I was in the middle of writing a bit of a funny story that happened to me the other day when the phone rang. I knew it was bad news from the moment I heard the voice on the other side. I mean you don’t have to be a rocket scientist, as they say, to know that when people are crying, they are going to give you bad news.
When you’re away from home, anything to do with someone dying is a bit of a lonely affair. One day I get a phone call from one country by someone telling me that someone very close to me by blood, that I haven’t seen for twenty four years, has died in another part of the world that I’ve never even been to. I get sad and I go over the memories that I have of that person and in between I keep checking the time and doing the maths to see if it’s yet a good time to call Canada or Iran or France or Spain.

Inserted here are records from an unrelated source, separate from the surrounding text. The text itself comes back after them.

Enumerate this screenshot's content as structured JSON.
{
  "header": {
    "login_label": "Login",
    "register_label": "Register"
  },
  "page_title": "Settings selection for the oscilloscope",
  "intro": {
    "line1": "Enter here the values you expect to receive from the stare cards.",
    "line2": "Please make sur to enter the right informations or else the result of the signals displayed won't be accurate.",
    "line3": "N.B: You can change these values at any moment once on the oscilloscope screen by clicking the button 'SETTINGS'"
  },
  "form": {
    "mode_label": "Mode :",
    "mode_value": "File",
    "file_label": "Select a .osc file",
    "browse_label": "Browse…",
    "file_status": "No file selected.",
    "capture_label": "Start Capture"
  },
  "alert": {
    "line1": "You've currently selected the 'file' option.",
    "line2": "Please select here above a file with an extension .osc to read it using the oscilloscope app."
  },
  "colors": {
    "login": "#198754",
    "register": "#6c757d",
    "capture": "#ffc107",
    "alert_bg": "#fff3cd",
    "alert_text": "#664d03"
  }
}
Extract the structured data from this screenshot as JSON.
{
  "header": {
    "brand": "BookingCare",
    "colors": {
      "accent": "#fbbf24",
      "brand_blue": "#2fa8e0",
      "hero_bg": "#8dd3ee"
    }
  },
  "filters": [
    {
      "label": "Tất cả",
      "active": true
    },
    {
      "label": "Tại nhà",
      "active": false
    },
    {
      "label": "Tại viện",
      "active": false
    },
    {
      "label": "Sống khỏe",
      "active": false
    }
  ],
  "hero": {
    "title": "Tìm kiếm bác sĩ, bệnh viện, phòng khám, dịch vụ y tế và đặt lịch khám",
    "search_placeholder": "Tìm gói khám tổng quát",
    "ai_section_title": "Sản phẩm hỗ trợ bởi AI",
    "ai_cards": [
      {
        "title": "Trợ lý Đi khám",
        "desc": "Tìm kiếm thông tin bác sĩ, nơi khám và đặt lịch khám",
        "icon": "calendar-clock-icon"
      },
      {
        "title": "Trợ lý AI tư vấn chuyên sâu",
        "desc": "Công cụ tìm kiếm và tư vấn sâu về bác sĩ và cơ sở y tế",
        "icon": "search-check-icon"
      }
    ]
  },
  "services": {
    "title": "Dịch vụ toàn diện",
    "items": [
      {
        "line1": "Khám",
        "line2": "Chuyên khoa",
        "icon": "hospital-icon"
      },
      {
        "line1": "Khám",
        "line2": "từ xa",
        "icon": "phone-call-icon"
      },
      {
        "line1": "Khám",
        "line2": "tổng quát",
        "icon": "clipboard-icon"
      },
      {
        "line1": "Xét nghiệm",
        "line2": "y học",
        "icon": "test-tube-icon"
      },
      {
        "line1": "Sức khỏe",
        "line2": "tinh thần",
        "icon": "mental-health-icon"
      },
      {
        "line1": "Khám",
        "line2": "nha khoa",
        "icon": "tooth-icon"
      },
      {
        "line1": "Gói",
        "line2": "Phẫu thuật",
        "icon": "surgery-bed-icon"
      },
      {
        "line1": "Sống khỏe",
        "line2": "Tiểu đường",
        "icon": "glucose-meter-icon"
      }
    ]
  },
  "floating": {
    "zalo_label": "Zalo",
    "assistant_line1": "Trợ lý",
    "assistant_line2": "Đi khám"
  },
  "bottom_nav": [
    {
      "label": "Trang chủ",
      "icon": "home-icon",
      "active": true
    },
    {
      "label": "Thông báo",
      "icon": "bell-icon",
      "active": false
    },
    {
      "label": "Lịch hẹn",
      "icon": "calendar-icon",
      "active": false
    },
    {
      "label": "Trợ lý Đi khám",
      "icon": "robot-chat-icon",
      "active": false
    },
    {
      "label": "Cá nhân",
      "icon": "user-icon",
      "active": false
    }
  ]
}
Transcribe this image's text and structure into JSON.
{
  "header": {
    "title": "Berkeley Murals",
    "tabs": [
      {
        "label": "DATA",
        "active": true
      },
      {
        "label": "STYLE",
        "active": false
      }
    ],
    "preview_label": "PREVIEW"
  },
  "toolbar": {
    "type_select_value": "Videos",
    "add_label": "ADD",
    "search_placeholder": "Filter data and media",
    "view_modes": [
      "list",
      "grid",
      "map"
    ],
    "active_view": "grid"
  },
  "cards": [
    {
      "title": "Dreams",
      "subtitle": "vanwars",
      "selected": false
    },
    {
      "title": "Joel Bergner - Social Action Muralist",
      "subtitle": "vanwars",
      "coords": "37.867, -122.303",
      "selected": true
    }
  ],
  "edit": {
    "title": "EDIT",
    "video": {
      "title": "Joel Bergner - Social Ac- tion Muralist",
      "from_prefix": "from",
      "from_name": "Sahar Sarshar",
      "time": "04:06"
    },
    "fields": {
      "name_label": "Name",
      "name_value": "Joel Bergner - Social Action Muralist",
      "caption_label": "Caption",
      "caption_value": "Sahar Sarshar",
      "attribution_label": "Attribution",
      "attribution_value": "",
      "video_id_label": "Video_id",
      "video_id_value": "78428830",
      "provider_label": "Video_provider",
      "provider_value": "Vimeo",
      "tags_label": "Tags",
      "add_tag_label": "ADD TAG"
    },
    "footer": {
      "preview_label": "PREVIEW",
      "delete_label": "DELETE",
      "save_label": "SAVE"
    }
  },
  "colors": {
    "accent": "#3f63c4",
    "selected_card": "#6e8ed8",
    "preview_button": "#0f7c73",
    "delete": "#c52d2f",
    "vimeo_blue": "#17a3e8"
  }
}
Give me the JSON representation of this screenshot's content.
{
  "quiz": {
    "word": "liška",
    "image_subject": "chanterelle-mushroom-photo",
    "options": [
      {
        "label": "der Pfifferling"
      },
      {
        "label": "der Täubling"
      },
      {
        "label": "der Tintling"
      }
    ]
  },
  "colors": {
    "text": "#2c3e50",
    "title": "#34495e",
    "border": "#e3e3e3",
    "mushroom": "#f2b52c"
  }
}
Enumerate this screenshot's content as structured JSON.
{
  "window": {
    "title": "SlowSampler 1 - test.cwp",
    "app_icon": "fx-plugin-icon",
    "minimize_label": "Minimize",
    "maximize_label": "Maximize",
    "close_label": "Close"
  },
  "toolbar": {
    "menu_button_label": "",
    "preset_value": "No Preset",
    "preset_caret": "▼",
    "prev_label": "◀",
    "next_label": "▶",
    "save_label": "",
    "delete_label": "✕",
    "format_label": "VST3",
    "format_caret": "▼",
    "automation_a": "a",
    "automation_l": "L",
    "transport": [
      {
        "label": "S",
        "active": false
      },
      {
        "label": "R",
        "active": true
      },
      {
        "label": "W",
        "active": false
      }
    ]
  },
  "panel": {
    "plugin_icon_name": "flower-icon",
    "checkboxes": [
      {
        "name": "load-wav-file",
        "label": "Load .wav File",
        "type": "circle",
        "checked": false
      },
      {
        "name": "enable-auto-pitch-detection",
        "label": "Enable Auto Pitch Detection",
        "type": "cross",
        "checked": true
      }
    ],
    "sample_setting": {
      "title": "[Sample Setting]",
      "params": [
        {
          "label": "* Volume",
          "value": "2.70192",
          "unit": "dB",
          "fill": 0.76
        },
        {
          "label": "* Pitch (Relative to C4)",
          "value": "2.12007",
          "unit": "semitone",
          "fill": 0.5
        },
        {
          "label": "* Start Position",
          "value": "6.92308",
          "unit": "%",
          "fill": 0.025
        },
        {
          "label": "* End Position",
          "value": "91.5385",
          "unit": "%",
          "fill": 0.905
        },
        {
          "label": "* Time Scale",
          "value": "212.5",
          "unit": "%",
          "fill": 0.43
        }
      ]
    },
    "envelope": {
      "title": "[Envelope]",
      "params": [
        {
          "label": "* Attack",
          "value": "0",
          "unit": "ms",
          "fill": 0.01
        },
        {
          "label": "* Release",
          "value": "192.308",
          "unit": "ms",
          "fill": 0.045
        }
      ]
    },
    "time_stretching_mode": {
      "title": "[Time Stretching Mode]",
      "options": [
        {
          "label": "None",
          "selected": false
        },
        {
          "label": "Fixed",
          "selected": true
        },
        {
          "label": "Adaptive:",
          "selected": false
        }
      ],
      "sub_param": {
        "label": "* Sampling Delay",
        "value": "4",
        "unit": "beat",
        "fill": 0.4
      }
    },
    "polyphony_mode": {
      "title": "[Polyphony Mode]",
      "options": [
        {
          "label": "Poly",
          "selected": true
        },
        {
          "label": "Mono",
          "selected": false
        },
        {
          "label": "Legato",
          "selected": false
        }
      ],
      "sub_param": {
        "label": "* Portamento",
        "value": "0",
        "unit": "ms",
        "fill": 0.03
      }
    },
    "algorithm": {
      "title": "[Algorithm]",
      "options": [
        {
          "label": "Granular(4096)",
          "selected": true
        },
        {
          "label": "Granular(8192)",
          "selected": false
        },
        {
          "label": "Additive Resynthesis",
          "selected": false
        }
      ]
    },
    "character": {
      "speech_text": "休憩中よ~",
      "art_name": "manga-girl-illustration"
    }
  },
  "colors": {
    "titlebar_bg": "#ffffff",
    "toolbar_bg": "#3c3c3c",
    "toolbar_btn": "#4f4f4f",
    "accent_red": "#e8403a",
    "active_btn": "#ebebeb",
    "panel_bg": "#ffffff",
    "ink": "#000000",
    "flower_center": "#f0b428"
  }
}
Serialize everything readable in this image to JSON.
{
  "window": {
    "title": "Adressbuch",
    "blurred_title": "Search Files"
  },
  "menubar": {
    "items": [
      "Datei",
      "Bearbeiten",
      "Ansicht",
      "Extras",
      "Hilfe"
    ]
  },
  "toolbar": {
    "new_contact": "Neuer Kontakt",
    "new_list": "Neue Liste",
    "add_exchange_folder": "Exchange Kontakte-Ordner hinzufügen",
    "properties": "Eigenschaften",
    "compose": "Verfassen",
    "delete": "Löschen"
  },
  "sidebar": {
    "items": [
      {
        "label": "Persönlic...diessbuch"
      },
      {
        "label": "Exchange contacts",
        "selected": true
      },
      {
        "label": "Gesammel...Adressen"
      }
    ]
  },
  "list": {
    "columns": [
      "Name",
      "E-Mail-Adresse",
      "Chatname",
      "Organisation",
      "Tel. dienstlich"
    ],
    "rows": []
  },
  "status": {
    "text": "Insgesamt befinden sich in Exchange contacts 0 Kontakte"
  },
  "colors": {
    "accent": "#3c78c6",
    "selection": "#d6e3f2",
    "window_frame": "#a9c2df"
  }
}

The first thing I remembered of him was a few of us kids being out in the garden one day and him saying, ‘I know how to make a cigar.’ It was the unfortunate Farsi name of cigar (cigar barg: leaf cigar) that had given him this idea I think. He sent us to go and get the driest leaves we could find from around the garden. Then he ripped out a double page from the middle of his old homework’s notebook (there were a few of us little kids in the garden that day you see and he was making the cigar long enough so everyone could have a drag) he poured the broken, dried leaf pieces in the middle of the paper, rolled it and then used a big piece of cellotape to stick it together. We all sat in a row in the back of the garden so no grownups would find us, coughing and passing this strange, smoking torch up and down the line.
I was six when they left Iran for good. For the first few years when his mum came back to visit, he would send me letters with her with a picture of a big candle on them. Underneath the candle he would write, ‘The flame of our friendship is still burning.’ and ‘The flame of my love for Iran is still burning.’
Next thing I know twenty four years have passed and I have eleven cousins instead of twelve.